Special care is also required when designating retirement accounts or other fluctuating assets to such beneficiaries, as valuation uncertainty may complicate planning objectives.

In some situations, lifetime cash gifts may offer a simpler and more efficient alternative than testamentary transfers.

Charitable Planning Must Account for Both U.S. and French Tax Law

A charity’s tax-exempt status in the United States does not automatically guarantee equivalent treatment under French law.

Consequently, careful analysis is required before naming charities as beneficiaries of French-taxable estates.

Retirement accounts such as IRAs often remain highly effective charitable planning tools in U.S. estate planning because qualifying charities generally avoid U.S. income taxation on distributions.

However, additional French tax considerations may arise where foreign charities are involved.

Cross-border charitable planning should therefore be coordinated carefully to avoid unintended taxation.

Planning for Future Generations Is Essential

International wills should account not only for existing children, but also for:

  • future grandchildren,
  • descendants born after execution of the will,
  • and the possibility that a child predeceases the parent.

Failure to address these contingencies can create substantial complications in cross-border probate proceedings.

Why Trusts Frequently Create Problems in French Cross-Border Planning

In domestic U.S. estate planning, trusts are often used for probate avoidance, incapacity planning, and wealth management.

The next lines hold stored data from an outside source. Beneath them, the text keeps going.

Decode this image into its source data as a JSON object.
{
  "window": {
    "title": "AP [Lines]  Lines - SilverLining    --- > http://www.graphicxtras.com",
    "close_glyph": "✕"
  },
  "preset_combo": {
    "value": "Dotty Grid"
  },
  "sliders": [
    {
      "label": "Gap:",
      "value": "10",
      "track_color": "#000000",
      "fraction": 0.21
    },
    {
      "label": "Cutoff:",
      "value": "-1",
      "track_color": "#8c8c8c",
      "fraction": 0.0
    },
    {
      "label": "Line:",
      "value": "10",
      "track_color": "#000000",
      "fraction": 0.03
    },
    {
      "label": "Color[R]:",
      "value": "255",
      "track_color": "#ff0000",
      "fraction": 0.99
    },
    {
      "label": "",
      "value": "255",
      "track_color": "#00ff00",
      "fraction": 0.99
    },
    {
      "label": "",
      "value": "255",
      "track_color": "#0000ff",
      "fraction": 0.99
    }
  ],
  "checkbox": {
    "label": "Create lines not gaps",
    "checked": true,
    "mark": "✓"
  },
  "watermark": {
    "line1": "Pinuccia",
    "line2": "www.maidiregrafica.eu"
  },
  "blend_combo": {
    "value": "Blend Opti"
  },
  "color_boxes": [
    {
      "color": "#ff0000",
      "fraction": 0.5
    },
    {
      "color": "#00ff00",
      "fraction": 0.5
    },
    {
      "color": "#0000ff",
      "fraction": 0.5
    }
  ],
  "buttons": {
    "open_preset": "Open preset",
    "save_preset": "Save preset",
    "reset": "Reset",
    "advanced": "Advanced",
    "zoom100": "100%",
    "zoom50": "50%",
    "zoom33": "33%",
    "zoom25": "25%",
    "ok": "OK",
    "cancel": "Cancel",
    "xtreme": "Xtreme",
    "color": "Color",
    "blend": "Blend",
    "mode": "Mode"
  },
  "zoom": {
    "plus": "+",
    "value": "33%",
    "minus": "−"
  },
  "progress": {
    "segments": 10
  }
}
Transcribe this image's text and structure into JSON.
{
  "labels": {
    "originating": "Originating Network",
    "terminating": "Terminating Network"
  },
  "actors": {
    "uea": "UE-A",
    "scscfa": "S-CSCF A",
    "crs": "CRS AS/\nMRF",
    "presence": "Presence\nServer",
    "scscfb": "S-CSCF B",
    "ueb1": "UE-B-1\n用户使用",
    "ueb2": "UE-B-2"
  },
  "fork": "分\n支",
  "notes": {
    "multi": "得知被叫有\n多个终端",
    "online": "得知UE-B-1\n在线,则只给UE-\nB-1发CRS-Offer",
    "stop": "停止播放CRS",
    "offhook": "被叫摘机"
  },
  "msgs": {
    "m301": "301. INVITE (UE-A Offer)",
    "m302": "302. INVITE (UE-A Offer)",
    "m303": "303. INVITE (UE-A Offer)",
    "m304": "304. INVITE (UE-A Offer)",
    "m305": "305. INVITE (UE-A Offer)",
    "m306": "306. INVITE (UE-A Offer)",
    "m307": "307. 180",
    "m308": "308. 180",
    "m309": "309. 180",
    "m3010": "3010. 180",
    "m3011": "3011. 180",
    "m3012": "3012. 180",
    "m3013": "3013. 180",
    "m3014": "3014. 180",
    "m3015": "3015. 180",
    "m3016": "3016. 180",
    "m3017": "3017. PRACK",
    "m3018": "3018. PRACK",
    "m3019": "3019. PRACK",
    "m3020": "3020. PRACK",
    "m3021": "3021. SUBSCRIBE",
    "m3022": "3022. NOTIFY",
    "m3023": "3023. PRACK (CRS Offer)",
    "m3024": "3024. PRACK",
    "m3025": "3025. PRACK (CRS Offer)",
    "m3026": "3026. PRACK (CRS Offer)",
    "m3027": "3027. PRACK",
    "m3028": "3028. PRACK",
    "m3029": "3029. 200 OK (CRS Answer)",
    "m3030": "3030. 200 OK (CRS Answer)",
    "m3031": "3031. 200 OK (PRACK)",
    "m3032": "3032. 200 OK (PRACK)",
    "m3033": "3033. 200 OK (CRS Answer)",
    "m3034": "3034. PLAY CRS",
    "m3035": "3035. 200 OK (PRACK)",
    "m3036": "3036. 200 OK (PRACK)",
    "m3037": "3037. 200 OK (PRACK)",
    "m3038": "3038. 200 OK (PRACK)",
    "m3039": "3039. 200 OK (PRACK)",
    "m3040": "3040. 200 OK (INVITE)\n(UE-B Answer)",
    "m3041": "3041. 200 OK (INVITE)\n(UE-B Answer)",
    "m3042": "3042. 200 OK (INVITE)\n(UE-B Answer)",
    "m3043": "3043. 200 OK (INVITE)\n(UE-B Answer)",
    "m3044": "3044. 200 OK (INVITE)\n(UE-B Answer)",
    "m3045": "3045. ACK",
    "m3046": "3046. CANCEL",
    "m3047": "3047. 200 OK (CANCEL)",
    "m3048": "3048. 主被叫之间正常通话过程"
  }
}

In cross-border U.S.–French situations, however, trusts frequently create significant complexity and unintended tax consequences.

Irrevocable Trusts

Irrevocable trusts may create several disadvantages, including:

  • loss of control over transferred assets,
  • gift tax consequences,
  • ongoing tax reporting obligations,
  • and adverse beneficiary taxation.

Revocable Trusts

Although revocable trusts provide greater flexibility, they are often unnecessary where:

  • adult children are financially mature,
  • beneficiaries can be designated directly on U.S. assets,
  • and probate exposure is relatively limited.

Moreover, certain French assets may not integrate efficiently into trust structures.

In many situations, simpler planning mechanisms — combined with properly drafted powers of attorney and beneficiary designations — may produce superior results with far less complexity.

Financial Education May Be More Valuable Than Restrictive Structures

Many parents worry whether children will manage inherited wealth responsibly.

In practice, long-term financial stewardship is often better fostered through education and gradual involvement than through heavily restrictive legal structures.

Some families therefore choose to provide meaningful lifetime gifts combined with guidance, oversight, and financial education.

Under French law, substantial gift tax exemptions may apply to transfers from parents to children, with exemptions generally renewing periodically.

Beyond exemption amounts, progressive French gift tax rates apply.

Lifetime gifting strategies should therefore be coordinated carefully with broader inheritance and capital gains planning objectives.

Purchasing Property in Children’s Names May Be Premature

Parents occasionally consider purchasing real estate directly in their children’s names.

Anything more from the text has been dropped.